Mais n’était-ce point déjà là son origine socratique ? Cicéron : « Socrate a fait descendre la philosophie du ciel sur la terre. » De fait, avant Socrate, la réflexion grecque était captivée par des spéculations théologiques. Thalès, Empédocle, Démocrite s’intéressent à la composition des choses, au jeu, au mélange des divers éléments. Les présocratiques cherchent quelle est la loi de l’univers, son ressort. Est-il régi par une harmonie, un pacte, une loi d’amour, une sorte de connivence, de conspiration entre les choses, comme le pense Anaxagore ? Héraclite, pour sa part, enseigne que le monde ne se tient que par un jeu de contraires qui s’opposent et en même temps se maintiennent par leur opposition même, comme l’hiver, l’été, la vie, la mort, la nuit, le jour. Les Pythagoriciens préfèrent interroger la magie des nombres, arracher à l’arithmologie de fabuleux secrets.
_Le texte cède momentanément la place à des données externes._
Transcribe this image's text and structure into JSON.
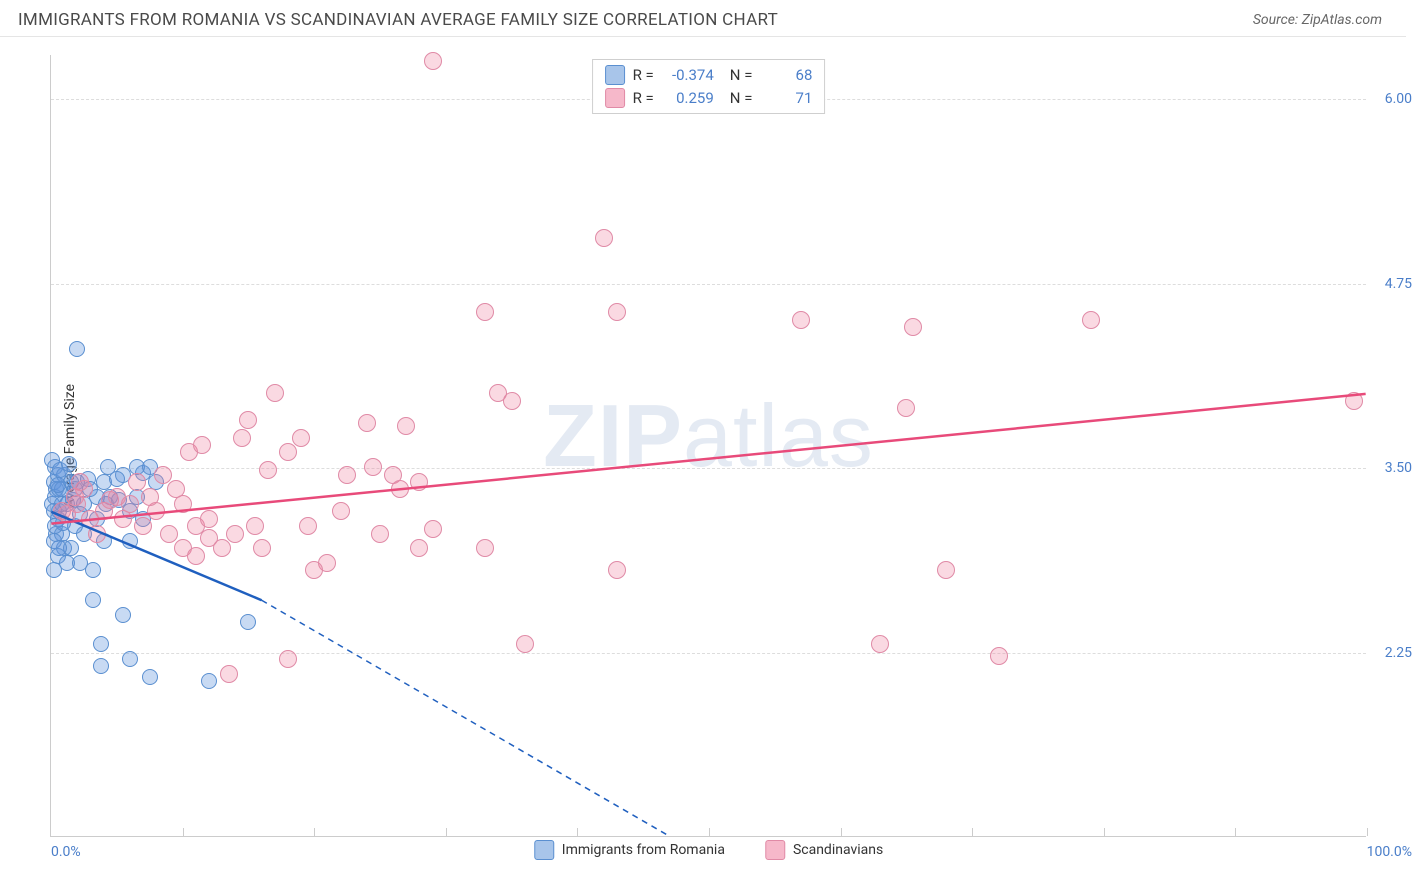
{
  "title": "IMMIGRANTS FROM ROMANIA VS SCANDINAVIAN AVERAGE FAMILY SIZE CORRELATION CHART",
  "source": "Source: ZipAtlas.com",
  "watermark_bold": "ZIP",
  "watermark_light": "atlas",
  "chart": {
    "type": "scatter",
    "ylabel": "Average Family Size",
    "xlim": [
      0,
      100
    ],
    "ylim": [
      1.0,
      6.3
    ],
    "yticks": [
      2.25,
      3.5,
      4.75,
      6.0
    ],
    "xticks_minor": [
      10,
      20,
      30,
      40,
      50,
      60,
      70,
      80,
      90,
      100
    ],
    "xtick_labels": {
      "left": "0.0%",
      "right": "100.0%"
    },
    "series": [
      {
        "name": "Immigrants from Romania",
        "fill": "rgba(96, 150, 220, 0.35)",
        "stroke": "#5a8fd0",
        "trend_color": "#1f5fbf",
        "swatch_fill": "#a8c5ea",
        "swatch_border": "#5a8fd0",
        "R": "-0.374",
        "N": "68",
        "point_radius": 8,
        "trend": {
          "x1": 0,
          "y1": 3.2,
          "x2_solid": 16,
          "y2_solid": 2.6,
          "x2": 47,
          "y2": 1.0
        },
        "points": [
          [
            0.1,
            3.55
          ],
          [
            0.2,
            3.4
          ],
          [
            0.3,
            3.5
          ],
          [
            0.4,
            3.35
          ],
          [
            0.1,
            3.25
          ],
          [
            0.3,
            3.3
          ],
          [
            0.5,
            3.45
          ],
          [
            0.6,
            3.35
          ],
          [
            0.2,
            3.2
          ],
          [
            0.4,
            3.05
          ],
          [
            0.8,
            3.05
          ],
          [
            0.5,
            3.15
          ],
          [
            0.2,
            3.0
          ],
          [
            1.0,
            2.95
          ],
          [
            1.5,
            2.95
          ],
          [
            0.5,
            2.9
          ],
          [
            0.2,
            2.8
          ],
          [
            1.2,
            2.85
          ],
          [
            0.6,
            3.2
          ],
          [
            0.8,
            3.35
          ],
          [
            2.0,
            3.4
          ],
          [
            4.0,
            3.4
          ],
          [
            5.5,
            3.45
          ],
          [
            3.5,
            3.3
          ],
          [
            2.5,
            3.05
          ],
          [
            4.5,
            3.3
          ],
          [
            7.0,
            3.46
          ],
          [
            8.0,
            3.4
          ],
          [
            4.3,
            3.5
          ],
          [
            6.0,
            3.2
          ],
          [
            6.5,
            3.5
          ],
          [
            7.5,
            3.5
          ],
          [
            2.0,
            4.3
          ],
          [
            2.2,
            2.85
          ],
          [
            3.2,
            2.6
          ],
          [
            3.2,
            2.8
          ],
          [
            4.0,
            3.0
          ],
          [
            6.0,
            3.0
          ],
          [
            3.8,
            2.3
          ],
          [
            3.8,
            2.15
          ],
          [
            5.5,
            2.5
          ],
          [
            6.0,
            2.2
          ],
          [
            7.5,
            2.08
          ],
          [
            12.0,
            2.05
          ],
          [
            15.0,
            2.45
          ],
          [
            1.0,
            3.45
          ],
          [
            1.8,
            3.35
          ],
          [
            2.8,
            3.42
          ],
          [
            5.0,
            3.42
          ],
          [
            3.0,
            3.35
          ],
          [
            1.5,
            3.4
          ],
          [
            0.5,
            3.38
          ],
          [
            0.3,
            3.1
          ],
          [
            0.8,
            3.25
          ],
          [
            1.2,
            3.25
          ],
          [
            1.8,
            3.1
          ],
          [
            2.5,
            3.25
          ],
          [
            2.2,
            3.18
          ],
          [
            0.7,
            3.48
          ],
          [
            1.4,
            3.52
          ],
          [
            0.6,
            2.95
          ],
          [
            0.9,
            3.12
          ],
          [
            1.7,
            3.28
          ],
          [
            3.5,
            3.15
          ],
          [
            4.2,
            3.25
          ],
          [
            5.2,
            3.28
          ],
          [
            6.5,
            3.3
          ],
          [
            7.0,
            3.15
          ]
        ]
      },
      {
        "name": "Scandinavians",
        "fill": "rgba(240, 130, 160, 0.30)",
        "stroke": "#e08aa6",
        "trend_color": "#e84a7a",
        "swatch_fill": "#f6b8ca",
        "swatch_border": "#e08aa6",
        "R": "0.259",
        "N": "71",
        "point_radius": 9,
        "trend": {
          "x1": 0,
          "y1": 3.12,
          "x2_solid": 100,
          "y2_solid": 4.0,
          "x2": 100,
          "y2": 4.0
        },
        "points": [
          [
            2.0,
            3.25
          ],
          [
            3.0,
            3.15
          ],
          [
            4.0,
            3.2
          ],
          [
            5.5,
            3.15
          ],
          [
            8.0,
            3.2
          ],
          [
            10.0,
            3.25
          ],
          [
            7.0,
            3.1
          ],
          [
            9.0,
            3.05
          ],
          [
            11.0,
            3.1
          ],
          [
            6.0,
            3.25
          ],
          [
            12.0,
            3.02
          ],
          [
            12.0,
            3.15
          ],
          [
            13.0,
            2.95
          ],
          [
            14.0,
            3.05
          ],
          [
            15.5,
            3.1
          ],
          [
            13.5,
            2.1
          ],
          [
            17.0,
            4.0
          ],
          [
            10.5,
            3.6
          ],
          [
            11.5,
            3.65
          ],
          [
            18.0,
            3.6
          ],
          [
            14.5,
            3.7
          ],
          [
            15.0,
            3.82
          ],
          [
            16.0,
            2.95
          ],
          [
            21.0,
            2.85
          ],
          [
            19.0,
            3.7
          ],
          [
            18.0,
            2.2
          ],
          [
            22.5,
            3.45
          ],
          [
            24.5,
            3.5
          ],
          [
            24.0,
            3.8
          ],
          [
            25.0,
            3.05
          ],
          [
            26.0,
            3.45
          ],
          [
            27.0,
            3.78
          ],
          [
            28.0,
            3.4
          ],
          [
            26.5,
            3.35
          ],
          [
            28.0,
            2.95
          ],
          [
            29.0,
            6.25
          ],
          [
            29.0,
            3.08
          ],
          [
            33.0,
            2.95
          ],
          [
            33.0,
            4.55
          ],
          [
            34.0,
            4.0
          ],
          [
            35.0,
            3.95
          ],
          [
            36.0,
            2.3
          ],
          [
            42.0,
            5.05
          ],
          [
            43.0,
            4.55
          ],
          [
            43.0,
            2.8
          ],
          [
            57.0,
            4.5
          ],
          [
            63.0,
            2.3
          ],
          [
            65.0,
            3.9
          ],
          [
            65.5,
            4.45
          ],
          [
            68.0,
            2.8
          ],
          [
            72.0,
            2.22
          ],
          [
            79.0,
            4.5
          ],
          [
            99.0,
            3.95
          ],
          [
            6.5,
            3.4
          ],
          [
            8.5,
            3.45
          ],
          [
            4.5,
            3.28
          ],
          [
            3.5,
            3.05
          ],
          [
            5.0,
            3.3
          ],
          [
            7.5,
            3.3
          ],
          [
            9.5,
            3.35
          ],
          [
            10.0,
            2.95
          ],
          [
            11.0,
            2.9
          ],
          [
            20.0,
            2.8
          ],
          [
            16.5,
            3.48
          ],
          [
            19.5,
            3.1
          ],
          [
            22.0,
            3.2
          ],
          [
            2.5,
            3.35
          ],
          [
            1.8,
            3.3
          ],
          [
            0.8,
            3.2
          ],
          [
            1.2,
            3.18
          ],
          [
            2.2,
            3.4
          ]
        ]
      }
    ]
  }
}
Socrate a peu de goût pour de telles spéculations. On peut parler, en ce sens, d’un positivisme de Socrate. Pas de vaine curiosité (pour le) monde, l’univers. Qu’il y ait du vide ou non dans la nature, et la forme des atomes, en quoi ceci concerne-t-il notre destinée ? Marc-Aurèle dira : « Si le monde est divin, c’est bien. S’il va au hasard, ce n’est pas une raison pour installer aussi le désordre en toi. » Avec Socrate, ce qui préoccupe l’homme, ce n’est plus que l’homme. Socrate refuse que la philosophie se cantonne dans l’étude de l’objet, qu’elle soit science ; son domaine, c’est le sujet lui-même, celui qui fait la science. Ce qui passionne Socrate, ce n’est plus la physique, c’est le stoïcien. Mais déjà, vous le voyez, cet humanisme prend un deuxième sens, un sens strict : est humaniste toute théorie qui pose qu’il y a assez dans l’homme pour comprendre l’homme, que les problèmes qui se posent à l’homme peuvent être résolus par l’homme. Cf. Marx : « l’humanité ne se pose jamais que des problèmes qu’elle peut résoudre. »
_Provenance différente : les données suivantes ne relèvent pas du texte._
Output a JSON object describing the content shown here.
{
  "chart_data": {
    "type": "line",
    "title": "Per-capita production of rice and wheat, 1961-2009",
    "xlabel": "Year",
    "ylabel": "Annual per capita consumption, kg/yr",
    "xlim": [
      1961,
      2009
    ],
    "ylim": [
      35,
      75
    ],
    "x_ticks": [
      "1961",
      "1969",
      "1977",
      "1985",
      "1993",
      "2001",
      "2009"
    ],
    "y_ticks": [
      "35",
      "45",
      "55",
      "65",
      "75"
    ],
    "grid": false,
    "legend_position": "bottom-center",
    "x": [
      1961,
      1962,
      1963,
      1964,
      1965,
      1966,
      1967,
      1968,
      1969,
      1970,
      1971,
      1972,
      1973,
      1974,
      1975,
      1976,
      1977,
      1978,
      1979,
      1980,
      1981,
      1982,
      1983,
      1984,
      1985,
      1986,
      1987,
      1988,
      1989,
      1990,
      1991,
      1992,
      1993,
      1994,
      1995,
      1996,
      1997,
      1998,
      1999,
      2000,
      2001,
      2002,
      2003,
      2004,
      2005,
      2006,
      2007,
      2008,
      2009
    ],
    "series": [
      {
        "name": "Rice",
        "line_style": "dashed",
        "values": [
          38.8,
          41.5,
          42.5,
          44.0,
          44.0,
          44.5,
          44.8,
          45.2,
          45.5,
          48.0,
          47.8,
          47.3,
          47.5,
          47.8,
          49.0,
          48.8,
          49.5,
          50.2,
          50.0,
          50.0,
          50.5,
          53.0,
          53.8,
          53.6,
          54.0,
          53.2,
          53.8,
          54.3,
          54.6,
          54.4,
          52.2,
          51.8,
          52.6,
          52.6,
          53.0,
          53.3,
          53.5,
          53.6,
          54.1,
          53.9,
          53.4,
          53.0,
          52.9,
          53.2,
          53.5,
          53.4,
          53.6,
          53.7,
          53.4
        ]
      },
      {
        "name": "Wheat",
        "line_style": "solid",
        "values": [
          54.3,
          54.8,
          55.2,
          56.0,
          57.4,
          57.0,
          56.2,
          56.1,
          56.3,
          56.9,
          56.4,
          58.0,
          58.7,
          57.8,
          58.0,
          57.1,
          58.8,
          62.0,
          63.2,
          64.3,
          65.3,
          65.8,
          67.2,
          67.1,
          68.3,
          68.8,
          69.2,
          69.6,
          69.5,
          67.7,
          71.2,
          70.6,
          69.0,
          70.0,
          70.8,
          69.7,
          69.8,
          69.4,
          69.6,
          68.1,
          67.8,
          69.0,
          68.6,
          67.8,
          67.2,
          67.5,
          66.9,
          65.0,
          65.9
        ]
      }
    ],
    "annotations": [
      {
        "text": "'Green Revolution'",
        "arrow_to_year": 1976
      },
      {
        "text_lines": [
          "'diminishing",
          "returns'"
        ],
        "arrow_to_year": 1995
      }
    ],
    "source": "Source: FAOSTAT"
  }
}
Ainsi Socrate. L’homme socratique ne cherche plus à découvrir le sens de sa vie au grand livre du monde, il ne cherche plus son salut dans l’obéissance aux lois de l’univers, il ne se considère plus comme un microcosme qui doit s’affronter à son immense modèle. L’homme socratique se détache du cosmos, sa conscience, c’est sa séparation. Au dehors, il ne trouve ni aide ni obstacle. Il ne se tient que de soi.
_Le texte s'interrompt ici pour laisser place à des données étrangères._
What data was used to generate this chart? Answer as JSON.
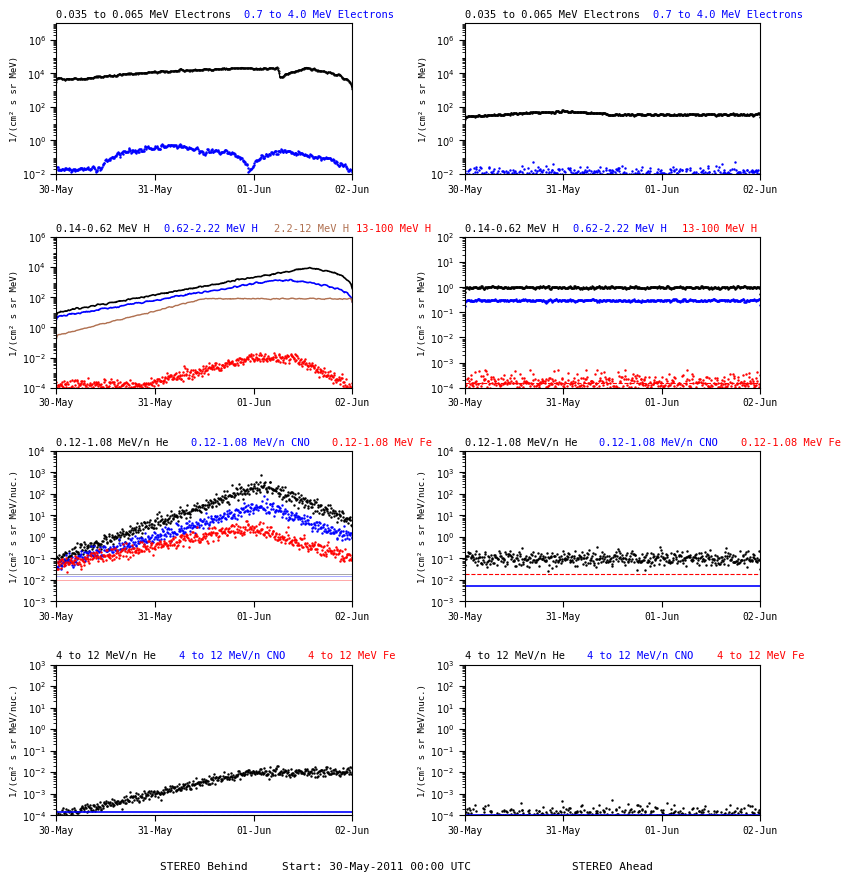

Or, il n’est pas douteux que de plus en plus, le long de l’histoire, la philosophie est devenue un humanisme en ce deuxième sens. Bien sûr, nous l’avons vu avec Descartes, la philosophie a toujours eu le sens de son indépendance, de son autonomie. Elle a entendu marquer ses distances d’avec la théologie. Trois solutions : Descartes. Spinoza : la théologie a raison sans le savoir. Malebranche : deux langages différents. Il n’en restait pas moins que cette philosophie restait théocratique. Les problèmes qui se posaient à elle, c’était en Dieu, par Dieu qu’elle s’efforçait de les résoudre. C’était une évidence pour cette tradition philosophique que nous ne pouvons être assurés de rien, si nous ne sommes pas sûrs de l’existence de Dieu. Cf. problème des maths (?). La philosophie classique a pu être définie comme un unique dialogue entre le philosophe et Dieu — Cf. les autres, absents chez Descartes —, dialogue, du reste, comme on l’a ajouté malignement, qui se réduisait à un monologue, puisqu’en fait le Dieu qui parlait au philosophe était le Dieu qui faisait parler le philosophe. Or, après la critique du XVIIIème siècle, ce recours divin a été de moins en moins de règle en philosophie. Davantage, l’homme a pris conscience — Nietzsche et Marx, auteurs si différents, s’accordent sur ce point — que le rôle naguère assigné à Dieu, celui de fondation du vrai, c’était lui qui devait en être investi. Ainsi l’homme selon Nietzsche ne reçoit pas ses valeurs, il ne les lit pas dans quelque ciel métaphysique, c’est lui qui librement les crée et les invente. L’homme, dira Marx, est l’origine de l’homme. Ce XVIIIème siècle, négateur, soulignait l’humanité de la religion, le XIXème visera plus haut : il proposera une religion de l’humanité. Cf. le schéma marxiste. Le prolétariat, figure terrestre du Dieu sauveur et souffrant. Pour l’humanisme moderne, l’homme n’est plus le serviteur de l’être, il devient l’agent de son propre destin.